EX-4.2 2 exh_42.htm EXHIBIT 4.2

Exhibit 4.2



description of common stock of

northern technologies international corporation


The following summary description of the general terms and provisions of the common stock of Northern Technologies International Corporation is a summary only and, therefore, is not complete and is subject to, and qualified in its entirety by reference to, the terms and provisions of NTIC’s Restated Certificate of Incorporation, as amended, NTIC’s Amended and Restated Bylaws, and the applicable provisions of the Delaware General Corporation Law. NTIC’s Restated Certificate of Incorporation, as amended, and NTIC’s Amended and Restated Bylaws have previously been filed as exhibits with the SEC.


Common Stock


Authorized.  We currently have authority to issue up to 15,000,000 shares of common stock, $0.02 par value per share. As of November 11, 2019, we had 9,090,413 shares of common stock outstanding.  We may amend from time to time our Restated Certificate of Incorporation, as amended, to increase the number of authorized shares of common stock.  Any such amendment would require the approval of the holders of a majority of the voting power of the shares entitled to vote thereon.


Voting. For all matters submitted to a vote of stockholders, each holder of common stock is entitled to one vote for each share registered in the holder’s name on our books. Our common stock does not have cumulative voting rights. As a result, holders of a majority of our outstanding common stock can elect all of the directors who are up for election in a particular year.


Dividends. If our board of directors declares a dividend, holders of common stock will receive payments from our funds that are legally available to pay dividends. However, this dividend right is subject to any preferential dividend rights we may grant to the persons who hold preferred stock, if any is outstanding.

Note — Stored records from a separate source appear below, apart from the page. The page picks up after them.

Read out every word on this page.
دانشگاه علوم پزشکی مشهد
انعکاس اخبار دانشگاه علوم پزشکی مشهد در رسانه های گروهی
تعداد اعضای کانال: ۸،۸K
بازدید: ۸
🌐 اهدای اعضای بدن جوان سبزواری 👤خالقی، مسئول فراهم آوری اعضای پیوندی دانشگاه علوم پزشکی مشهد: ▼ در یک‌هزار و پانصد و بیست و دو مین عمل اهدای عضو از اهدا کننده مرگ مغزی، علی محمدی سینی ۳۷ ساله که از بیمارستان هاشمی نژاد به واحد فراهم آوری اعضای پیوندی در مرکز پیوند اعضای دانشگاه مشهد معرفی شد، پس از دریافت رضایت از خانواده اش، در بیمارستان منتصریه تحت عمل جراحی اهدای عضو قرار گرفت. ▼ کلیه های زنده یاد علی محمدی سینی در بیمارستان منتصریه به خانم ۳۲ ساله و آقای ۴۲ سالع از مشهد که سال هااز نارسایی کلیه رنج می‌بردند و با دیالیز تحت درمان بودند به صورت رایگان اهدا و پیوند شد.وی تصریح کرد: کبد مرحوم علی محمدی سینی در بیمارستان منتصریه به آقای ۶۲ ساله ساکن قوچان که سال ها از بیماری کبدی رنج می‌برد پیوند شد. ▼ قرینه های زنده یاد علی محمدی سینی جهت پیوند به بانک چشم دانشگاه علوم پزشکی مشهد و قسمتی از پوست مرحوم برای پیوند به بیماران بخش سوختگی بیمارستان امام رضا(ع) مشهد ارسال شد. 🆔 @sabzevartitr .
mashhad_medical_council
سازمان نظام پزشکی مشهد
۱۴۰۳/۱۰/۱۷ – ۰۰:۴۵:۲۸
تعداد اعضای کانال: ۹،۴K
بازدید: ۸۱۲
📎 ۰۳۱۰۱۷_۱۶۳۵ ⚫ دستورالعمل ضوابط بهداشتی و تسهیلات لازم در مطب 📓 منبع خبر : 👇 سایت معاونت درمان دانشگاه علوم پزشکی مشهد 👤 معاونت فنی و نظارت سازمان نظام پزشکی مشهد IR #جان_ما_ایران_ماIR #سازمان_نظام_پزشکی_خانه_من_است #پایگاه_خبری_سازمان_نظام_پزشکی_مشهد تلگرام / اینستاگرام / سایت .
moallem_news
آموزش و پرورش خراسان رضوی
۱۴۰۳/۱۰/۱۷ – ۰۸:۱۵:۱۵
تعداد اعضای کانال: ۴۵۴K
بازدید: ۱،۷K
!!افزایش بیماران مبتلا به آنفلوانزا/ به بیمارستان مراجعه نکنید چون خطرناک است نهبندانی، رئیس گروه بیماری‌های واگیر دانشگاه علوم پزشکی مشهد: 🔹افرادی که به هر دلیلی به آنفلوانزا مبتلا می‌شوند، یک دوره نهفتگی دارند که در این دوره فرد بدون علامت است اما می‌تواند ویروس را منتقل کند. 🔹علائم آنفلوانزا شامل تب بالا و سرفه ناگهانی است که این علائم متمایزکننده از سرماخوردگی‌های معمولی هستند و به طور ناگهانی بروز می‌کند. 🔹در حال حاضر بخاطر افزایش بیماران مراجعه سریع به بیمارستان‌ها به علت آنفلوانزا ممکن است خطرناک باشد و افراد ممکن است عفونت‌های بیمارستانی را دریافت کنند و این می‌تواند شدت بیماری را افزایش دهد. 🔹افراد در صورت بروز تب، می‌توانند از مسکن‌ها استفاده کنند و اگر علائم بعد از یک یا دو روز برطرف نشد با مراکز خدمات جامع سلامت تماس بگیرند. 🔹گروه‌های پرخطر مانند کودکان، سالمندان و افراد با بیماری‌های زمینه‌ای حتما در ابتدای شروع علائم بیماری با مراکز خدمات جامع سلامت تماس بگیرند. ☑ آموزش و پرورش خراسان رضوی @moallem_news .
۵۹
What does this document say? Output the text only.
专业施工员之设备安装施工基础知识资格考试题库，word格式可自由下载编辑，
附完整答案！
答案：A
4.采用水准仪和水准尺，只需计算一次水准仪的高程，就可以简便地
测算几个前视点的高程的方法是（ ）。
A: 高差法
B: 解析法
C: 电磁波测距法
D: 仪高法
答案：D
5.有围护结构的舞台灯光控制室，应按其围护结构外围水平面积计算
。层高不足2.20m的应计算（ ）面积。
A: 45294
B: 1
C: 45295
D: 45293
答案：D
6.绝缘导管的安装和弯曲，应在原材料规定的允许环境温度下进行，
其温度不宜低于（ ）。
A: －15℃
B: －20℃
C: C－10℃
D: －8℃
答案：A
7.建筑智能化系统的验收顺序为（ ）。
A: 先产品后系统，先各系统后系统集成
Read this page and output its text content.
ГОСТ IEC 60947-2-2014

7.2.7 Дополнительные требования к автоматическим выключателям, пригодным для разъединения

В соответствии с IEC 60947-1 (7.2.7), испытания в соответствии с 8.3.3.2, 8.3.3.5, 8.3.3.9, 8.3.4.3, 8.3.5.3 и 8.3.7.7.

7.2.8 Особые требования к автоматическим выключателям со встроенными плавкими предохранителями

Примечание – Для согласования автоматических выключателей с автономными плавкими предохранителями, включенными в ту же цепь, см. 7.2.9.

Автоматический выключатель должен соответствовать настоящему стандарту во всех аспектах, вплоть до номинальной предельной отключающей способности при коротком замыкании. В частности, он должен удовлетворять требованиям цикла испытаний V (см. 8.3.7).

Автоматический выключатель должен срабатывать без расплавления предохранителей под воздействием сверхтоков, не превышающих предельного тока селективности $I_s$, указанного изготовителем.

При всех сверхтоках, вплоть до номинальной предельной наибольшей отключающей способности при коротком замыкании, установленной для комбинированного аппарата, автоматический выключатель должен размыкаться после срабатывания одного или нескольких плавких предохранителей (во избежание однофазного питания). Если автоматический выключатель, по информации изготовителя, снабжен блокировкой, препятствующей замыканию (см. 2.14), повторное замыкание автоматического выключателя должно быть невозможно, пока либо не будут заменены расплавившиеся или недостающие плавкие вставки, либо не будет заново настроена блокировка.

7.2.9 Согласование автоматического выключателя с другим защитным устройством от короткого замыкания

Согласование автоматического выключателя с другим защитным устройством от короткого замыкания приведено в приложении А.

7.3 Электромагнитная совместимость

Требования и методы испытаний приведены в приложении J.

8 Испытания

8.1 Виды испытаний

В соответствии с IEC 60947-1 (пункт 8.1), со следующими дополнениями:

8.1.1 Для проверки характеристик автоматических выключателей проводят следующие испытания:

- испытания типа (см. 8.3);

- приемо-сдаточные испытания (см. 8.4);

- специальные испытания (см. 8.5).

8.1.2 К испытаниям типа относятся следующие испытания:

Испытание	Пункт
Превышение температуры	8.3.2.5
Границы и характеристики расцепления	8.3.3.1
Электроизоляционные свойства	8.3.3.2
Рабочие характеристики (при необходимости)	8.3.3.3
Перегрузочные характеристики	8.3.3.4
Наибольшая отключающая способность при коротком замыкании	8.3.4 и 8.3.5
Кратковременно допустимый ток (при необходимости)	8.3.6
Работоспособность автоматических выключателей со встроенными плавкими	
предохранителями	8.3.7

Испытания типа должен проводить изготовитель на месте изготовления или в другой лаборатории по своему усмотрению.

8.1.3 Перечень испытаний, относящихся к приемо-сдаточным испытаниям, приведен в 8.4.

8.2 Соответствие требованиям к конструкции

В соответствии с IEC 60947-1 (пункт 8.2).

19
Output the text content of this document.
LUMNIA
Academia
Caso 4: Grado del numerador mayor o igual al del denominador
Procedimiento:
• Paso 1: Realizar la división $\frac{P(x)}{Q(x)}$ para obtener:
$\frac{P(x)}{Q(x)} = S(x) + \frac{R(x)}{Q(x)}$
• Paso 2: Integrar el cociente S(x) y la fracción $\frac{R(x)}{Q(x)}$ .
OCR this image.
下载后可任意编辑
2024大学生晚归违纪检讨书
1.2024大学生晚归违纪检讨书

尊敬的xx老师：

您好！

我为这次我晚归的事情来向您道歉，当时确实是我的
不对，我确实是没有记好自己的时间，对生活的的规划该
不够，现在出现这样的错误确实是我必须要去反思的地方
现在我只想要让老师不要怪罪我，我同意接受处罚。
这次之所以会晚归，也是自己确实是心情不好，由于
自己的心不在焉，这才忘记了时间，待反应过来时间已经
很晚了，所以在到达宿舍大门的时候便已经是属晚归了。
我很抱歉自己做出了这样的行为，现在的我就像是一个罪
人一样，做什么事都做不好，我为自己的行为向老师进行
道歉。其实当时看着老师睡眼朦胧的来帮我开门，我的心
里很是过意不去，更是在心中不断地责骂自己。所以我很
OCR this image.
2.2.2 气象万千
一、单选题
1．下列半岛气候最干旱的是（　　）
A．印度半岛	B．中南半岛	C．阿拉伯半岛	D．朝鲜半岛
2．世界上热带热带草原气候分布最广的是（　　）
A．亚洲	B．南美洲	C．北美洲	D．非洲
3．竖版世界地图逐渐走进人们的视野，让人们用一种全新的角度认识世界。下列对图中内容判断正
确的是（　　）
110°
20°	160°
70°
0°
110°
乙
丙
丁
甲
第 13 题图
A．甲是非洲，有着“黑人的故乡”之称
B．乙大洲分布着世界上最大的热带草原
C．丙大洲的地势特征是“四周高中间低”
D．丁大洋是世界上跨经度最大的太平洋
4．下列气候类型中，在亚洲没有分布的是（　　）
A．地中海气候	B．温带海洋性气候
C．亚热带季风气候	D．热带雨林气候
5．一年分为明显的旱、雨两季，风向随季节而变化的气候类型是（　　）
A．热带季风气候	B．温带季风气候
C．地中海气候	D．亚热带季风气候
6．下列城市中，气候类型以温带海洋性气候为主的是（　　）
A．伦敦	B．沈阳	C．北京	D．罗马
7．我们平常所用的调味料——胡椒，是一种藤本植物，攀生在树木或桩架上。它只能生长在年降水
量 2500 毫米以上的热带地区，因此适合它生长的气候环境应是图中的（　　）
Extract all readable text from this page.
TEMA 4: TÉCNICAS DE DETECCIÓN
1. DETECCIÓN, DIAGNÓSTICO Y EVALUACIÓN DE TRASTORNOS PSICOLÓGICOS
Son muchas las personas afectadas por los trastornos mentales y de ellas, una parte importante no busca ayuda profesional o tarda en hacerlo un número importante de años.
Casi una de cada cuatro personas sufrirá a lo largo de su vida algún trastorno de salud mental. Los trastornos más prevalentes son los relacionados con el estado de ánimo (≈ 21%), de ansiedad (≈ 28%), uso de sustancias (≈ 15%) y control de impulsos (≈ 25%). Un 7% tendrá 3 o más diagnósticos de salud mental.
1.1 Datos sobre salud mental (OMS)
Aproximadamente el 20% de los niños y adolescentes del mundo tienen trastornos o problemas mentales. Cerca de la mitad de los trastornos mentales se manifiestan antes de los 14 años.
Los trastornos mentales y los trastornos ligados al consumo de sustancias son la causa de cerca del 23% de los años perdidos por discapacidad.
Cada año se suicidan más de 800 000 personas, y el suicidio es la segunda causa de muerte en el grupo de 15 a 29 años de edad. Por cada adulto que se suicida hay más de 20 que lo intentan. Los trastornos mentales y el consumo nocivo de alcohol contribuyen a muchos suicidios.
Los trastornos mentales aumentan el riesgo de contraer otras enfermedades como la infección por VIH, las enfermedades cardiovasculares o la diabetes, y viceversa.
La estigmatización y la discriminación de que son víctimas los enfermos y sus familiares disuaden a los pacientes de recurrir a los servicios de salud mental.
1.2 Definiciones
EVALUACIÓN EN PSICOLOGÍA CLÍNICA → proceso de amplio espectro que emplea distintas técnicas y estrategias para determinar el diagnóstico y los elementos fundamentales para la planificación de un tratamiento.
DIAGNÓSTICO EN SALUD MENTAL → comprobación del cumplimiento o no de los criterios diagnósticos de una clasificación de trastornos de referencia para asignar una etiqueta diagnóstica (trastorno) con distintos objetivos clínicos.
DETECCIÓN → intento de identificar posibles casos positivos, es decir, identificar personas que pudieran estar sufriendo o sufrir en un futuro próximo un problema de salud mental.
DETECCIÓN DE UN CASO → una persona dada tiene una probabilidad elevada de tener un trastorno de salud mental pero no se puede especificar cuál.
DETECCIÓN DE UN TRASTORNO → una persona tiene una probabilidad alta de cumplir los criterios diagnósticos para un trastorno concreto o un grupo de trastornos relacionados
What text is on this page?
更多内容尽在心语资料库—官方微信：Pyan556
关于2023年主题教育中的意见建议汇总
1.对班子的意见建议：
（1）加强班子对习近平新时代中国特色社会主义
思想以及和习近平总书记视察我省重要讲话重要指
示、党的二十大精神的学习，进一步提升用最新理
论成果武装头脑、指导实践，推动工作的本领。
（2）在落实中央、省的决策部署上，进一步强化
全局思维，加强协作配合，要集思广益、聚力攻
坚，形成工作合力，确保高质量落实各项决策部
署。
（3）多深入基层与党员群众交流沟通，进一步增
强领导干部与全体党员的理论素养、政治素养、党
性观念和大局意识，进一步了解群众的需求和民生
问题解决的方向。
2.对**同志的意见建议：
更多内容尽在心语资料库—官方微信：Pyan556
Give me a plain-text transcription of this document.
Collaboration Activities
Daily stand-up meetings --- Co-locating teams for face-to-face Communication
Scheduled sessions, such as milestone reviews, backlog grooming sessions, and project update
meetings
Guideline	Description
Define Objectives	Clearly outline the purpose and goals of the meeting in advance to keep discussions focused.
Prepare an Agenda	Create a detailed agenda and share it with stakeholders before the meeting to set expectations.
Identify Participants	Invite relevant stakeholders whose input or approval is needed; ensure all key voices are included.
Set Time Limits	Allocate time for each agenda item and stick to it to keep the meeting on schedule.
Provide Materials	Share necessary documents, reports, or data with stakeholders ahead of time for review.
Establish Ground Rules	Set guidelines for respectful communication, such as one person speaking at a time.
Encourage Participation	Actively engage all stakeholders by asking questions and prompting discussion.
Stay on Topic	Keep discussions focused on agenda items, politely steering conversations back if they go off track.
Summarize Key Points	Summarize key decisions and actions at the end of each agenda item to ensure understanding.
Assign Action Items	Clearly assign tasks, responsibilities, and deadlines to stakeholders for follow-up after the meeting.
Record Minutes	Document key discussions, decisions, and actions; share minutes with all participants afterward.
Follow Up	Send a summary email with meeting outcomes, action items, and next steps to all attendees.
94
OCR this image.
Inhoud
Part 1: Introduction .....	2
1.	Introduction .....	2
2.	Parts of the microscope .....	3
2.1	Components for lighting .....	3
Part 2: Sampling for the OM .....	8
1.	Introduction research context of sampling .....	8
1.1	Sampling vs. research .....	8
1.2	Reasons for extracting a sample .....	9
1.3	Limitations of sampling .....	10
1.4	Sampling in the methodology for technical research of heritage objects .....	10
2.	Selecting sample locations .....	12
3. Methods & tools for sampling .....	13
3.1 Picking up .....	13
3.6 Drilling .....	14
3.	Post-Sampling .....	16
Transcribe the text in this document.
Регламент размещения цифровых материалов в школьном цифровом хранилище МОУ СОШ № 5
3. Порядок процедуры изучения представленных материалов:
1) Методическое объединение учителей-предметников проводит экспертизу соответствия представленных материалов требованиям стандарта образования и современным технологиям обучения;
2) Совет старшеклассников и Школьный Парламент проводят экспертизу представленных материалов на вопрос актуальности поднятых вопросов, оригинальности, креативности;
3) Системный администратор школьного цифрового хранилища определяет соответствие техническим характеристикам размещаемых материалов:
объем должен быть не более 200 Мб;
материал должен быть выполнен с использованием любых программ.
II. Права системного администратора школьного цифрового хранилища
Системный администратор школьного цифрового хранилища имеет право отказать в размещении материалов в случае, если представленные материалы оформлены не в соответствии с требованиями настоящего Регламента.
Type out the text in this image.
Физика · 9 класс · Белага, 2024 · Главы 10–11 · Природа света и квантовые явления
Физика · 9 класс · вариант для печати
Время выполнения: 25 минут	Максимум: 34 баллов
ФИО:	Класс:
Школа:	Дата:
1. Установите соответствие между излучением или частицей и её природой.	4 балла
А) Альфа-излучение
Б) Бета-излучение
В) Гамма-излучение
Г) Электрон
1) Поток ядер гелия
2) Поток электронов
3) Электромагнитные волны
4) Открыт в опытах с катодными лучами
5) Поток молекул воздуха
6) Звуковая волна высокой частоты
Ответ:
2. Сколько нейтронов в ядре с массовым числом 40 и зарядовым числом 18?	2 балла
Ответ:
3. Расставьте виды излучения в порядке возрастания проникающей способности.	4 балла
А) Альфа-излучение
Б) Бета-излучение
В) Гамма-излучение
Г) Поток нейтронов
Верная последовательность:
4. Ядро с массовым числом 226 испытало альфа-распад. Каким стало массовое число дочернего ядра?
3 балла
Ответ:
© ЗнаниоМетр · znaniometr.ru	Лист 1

Liquidation and Dissolution. If we are liquidated or dissolve, the holders of our common stock will be entitled to share ratably in all the assets that remain after we pay our liabilities and any amounts we may owe to the persons who hold preferred stock, if any is outstanding.


Fully Paid and Nonassessable.  All shares of our outstanding common stock are fully paid and nonassessable.


Other Rights and Restrictions. Holders of our common stock do not have preemptive or subscription rights, and they have no right to convert their common stock into any other securities. Our common stock is not subject to redemption by us. The rights, preferences, and privileges of common stockholders are subject to the rights of the stockholders of any series of preferred stock which we may designate in the future. Our Restated Certificate of Incorporation, as amended, and Amended and Restated Bylaws do not restrict the ability of a holder of common stock to transfer his or her shares of common stock.


Listing. Our common stock is listed on the Nasdaq Global Market under the symbol “NTIC.”


Transfer Agent and Registrar. The transfer agent and registrar for our common stock is Broadridge Financial Services.